Ça aura pris 20 ans avant de voir une autre gardienne de but occuper le filet d’une équipe de la Ligue de hockey junior majeur du Québec (LHJMQ). Ève Gascon suit les traces des Québécoises Charline Labonté et Manon Rhéaume en devenant ainsi la troisième femme à avoir joué dans le circuit Courteau. À seulement 18 ans, la jeune femme a déjà une feuille de route impressionnante. D’abord première gardienne à jouer en saison régulière dans la ligue Midget AAA, elle a fait trembler le monde du hockey en août dernier lorsqu’elle a participé à une partie présaison avec les Olympiques de Gatineau. Portrait d’une jeune hockeyeuse en territoire masculin et en pleine ascension.
De génération en génération
Quand Ève Gascon a commencé à jouer au hockey, dans sa ville natale de Terrebonne, le hockey féminin n’y existait pas. Peut-être qu’il aura fallu attendre sept médailles olympiques gagnées par l’équipe nationale pour qu’enfin le hockey au féminin se déploie plus largement sur le territoire québécois. Aujourd’hui, la plupart des jeunes filles désireuses de pratiquer le sport national peuvent le faire tant avec les garçons qu’avec leurs semblables. Mais beaucoup de chemin reste à faire dans la promotion du hockey féminin, et Ève Gascon en fait sa mission.
Le brassage médiatique a ébranlé la vie de la gardienne lorsque tous les projecteurs ont été braqués sur elle à l’automne. Si on parle davantage du fait qu’elle est une femme qui joue au hockey, et non tant de ses performances de joueuse, ce n’est pas ce qui énerve l’athlète qui évolue cette saison pour les Patriotes du cégep Saint-Laurent, en ligue collégiale masculine.
« C’est intense, oui, mais j’ai une équipe autour de moi qui m’aide et si ça peut faire la promotion du hockey féminin, c’est ça le plus important », dit-elle.

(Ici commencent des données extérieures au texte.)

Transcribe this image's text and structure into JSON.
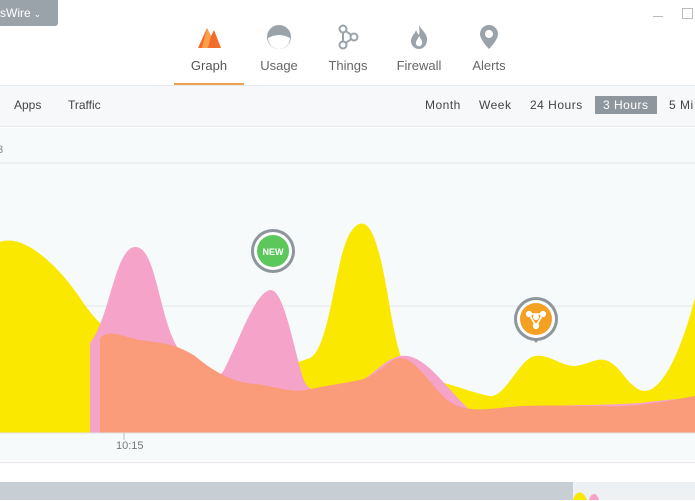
{
  "header": {
    "app_dropdown_label": "sWire",
    "nav": [
      {
        "label": "Graph",
        "icon": "graph-icon",
        "active": true
      },
      {
        "label": "Usage",
        "icon": "usage-icon",
        "active": false
      },
      {
        "label": "Things",
        "icon": "things-icon",
        "active": false
      },
      {
        "label": "Firewall",
        "icon": "firewall-icon",
        "active": false
      },
      {
        "label": "Alerts",
        "icon": "alerts-icon",
        "active": false
      }
    ],
    "accent_color": "#f0a050"
  },
  "subbar": {
    "view_tabs": [
      "Apps",
      "Traffic"
    ],
    "time_ranges": [
      "Month",
      "Week",
      "24 Hours",
      "3 Hours",
      "5 Mi"
    ],
    "selected_range": "3 Hours"
  },
  "chart": {
    "y_tick_partial": "3",
    "x_tick": "10:15",
    "markers": [
      {
        "label": "NEW",
        "color": "#5cc85c"
      },
      {
        "label": "",
        "icon": "network-device-icon",
        "color": "#f4a023"
      }
    ],
    "series_colors": [
      "#fbe800",
      "#f5a3c8",
      "#fa9b7a"
    ]
  }
}
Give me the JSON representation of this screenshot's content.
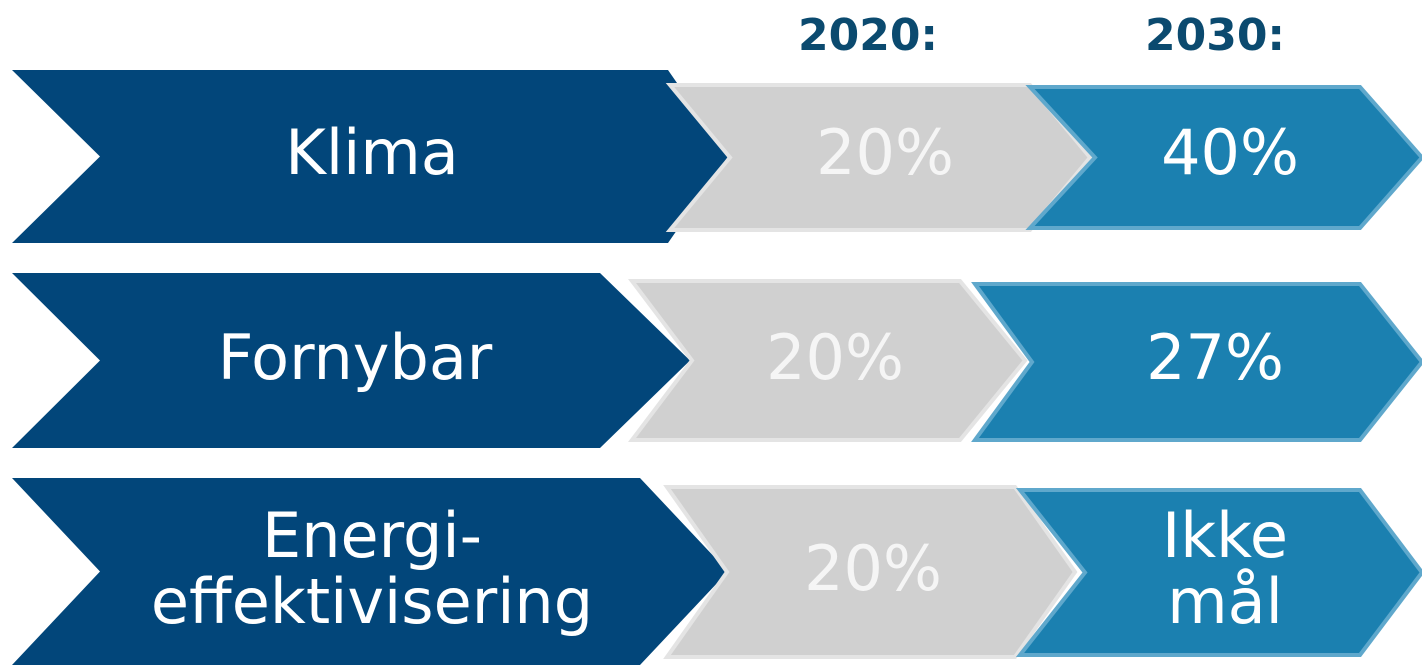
{
  "header": {
    "columns": [
      "2020:",
      "2030:"
    ]
  },
  "rows": [
    {
      "label": [
        "Klima"
      ],
      "target_2020": [
        "20%"
      ],
      "target_2030": [
        "40%"
      ]
    },
    {
      "label": [
        "Fornybar"
      ],
      "target_2020": [
        "20%"
      ],
      "target_2030": [
        "27%"
      ]
    },
    {
      "label": [
        "Energi-",
        "effektivisering"
      ],
      "target_2020": [
        "20%"
      ],
      "target_2030": [
        "Ikke",
        "mål"
      ]
    }
  ]
}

Elle fait partie d’une nouvelle génération de hockeyeuses qui ont grandi en voyant les exploits olympiques de nos Canadiennes. Charline Labonté, qui a joué 28 matchs en saison régulière avec le Titan de l’Acadie-Bathurst, avec ses trois médailles d’or au cou, est comme une grande sœur pour la jeune gardienne. « Charline est là pour moi depuis que j’ai 15 ans. J’ai eu une passe difficile au midget AAA quand je n’avais pas de victoires. Elle est là pour moi peu importe ce qui arrive. » De Manon Rhéaume à Charline Labonté, en passant par Kim St-Pierre, Ève Gascon porte la flamme à transmettre aux plus jeunes qui suivront. Elle espère que le hockey féminin deviendra un jour l’égal de son pendant masculin, en popularité comme en conditions (salariales entre autres).
Les vieilles mentalités
La gardienne étoile, qui a toujours évolué avec les gars, déplore qu’on juge inférieur le hockey féminin. C’est que la comparaison entre le hockey masculin et féminin ne tient pas. Ce sont deux styles de jeu complètement différents, estime-t-elle. D’autant plus que les conditions de performances sont loin de satisfaire aux ambitions paritaires de notre société. « C’est dur d’être à son maximum quand tu travailles le jour, tu t’entraînes le soir, tu pratiques tôt le matin, et il faut bien manger en plus de tout ça ! Les hommes c’est ça qu’ ils font à temps plein! C’est sûr qu’ils vont au bout de leur potentiel. C’est dommage qu’on n’ait pas les mêmes conditions salariales », s’indigne celle qui complète actuellement un diplôme d’études collégiales (DEC) en sciences humaines.
Elle a justement pris la décision de répartir son cégep sur trois ans, plutôt que sur deux, pour lui permettre de garder un équilibre sain entre les exigences académiques et sportives. Cette décision d’être sur les bancs d’école plus longtemps lui permettra, espère-t-elle, de percer l’alignement partant des Olympiques de Gatineau et de jouer la saison régulière 2022-2023 en LHJMQ.
La jeune hockeyeuse a toutefois conclu une entente avec l’équipe du Minnesota-Duluth, dans la National Collegiate Athletic Association (NCAA), la ligue universitaire américaine, pour la saison qui débutera à l’automne 2023. D’ailleurs, pour être admissible à jouer dans la NCAA, un joueur ne peut jouer plus de 48 heures au niveau junior canadien. Un règlement qui ne s’applique pas aux femmes et qui lui donne une ultime chance d’aller au bout de son parcours en ligue masculine. Vieux règlement, vieilles mentalités, encore.